Speaking to Israel’s Channel 2 News, Knesset member Baruch Ben-Ari informed viewers that “the doors of hell are to be open on Palestinians”. Even after revealing to the world the intentions of the Israeli military, the international community refuses to stand up to the indescribable horror imposed against the Palestinian population. What more does the world need in order to get its act together and defend justice in its entirety and not just for select groups of people? So much for intervention on behalf of a global interest in peace, security, liberty, and human dignity.

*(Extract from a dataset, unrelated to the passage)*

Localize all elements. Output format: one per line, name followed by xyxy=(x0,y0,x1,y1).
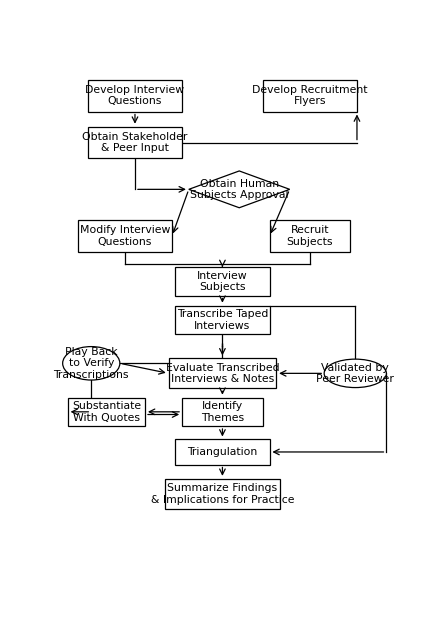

There is a military escalation in the Gaza Strip whether the U.S. State Department want to believe it or not. Paralleling Gaddafi’s brutal response to the frustrated Libyan people, this escalation pits the military of Israel against the people — the men, women, elderly, and children — of Palestine. Please do something before CNN broadcasters are forced to manually scratch out any possible headlines reporting the deaths of dozens upon dozens of innocent people. Please do something before we face another Operation Cast Lead.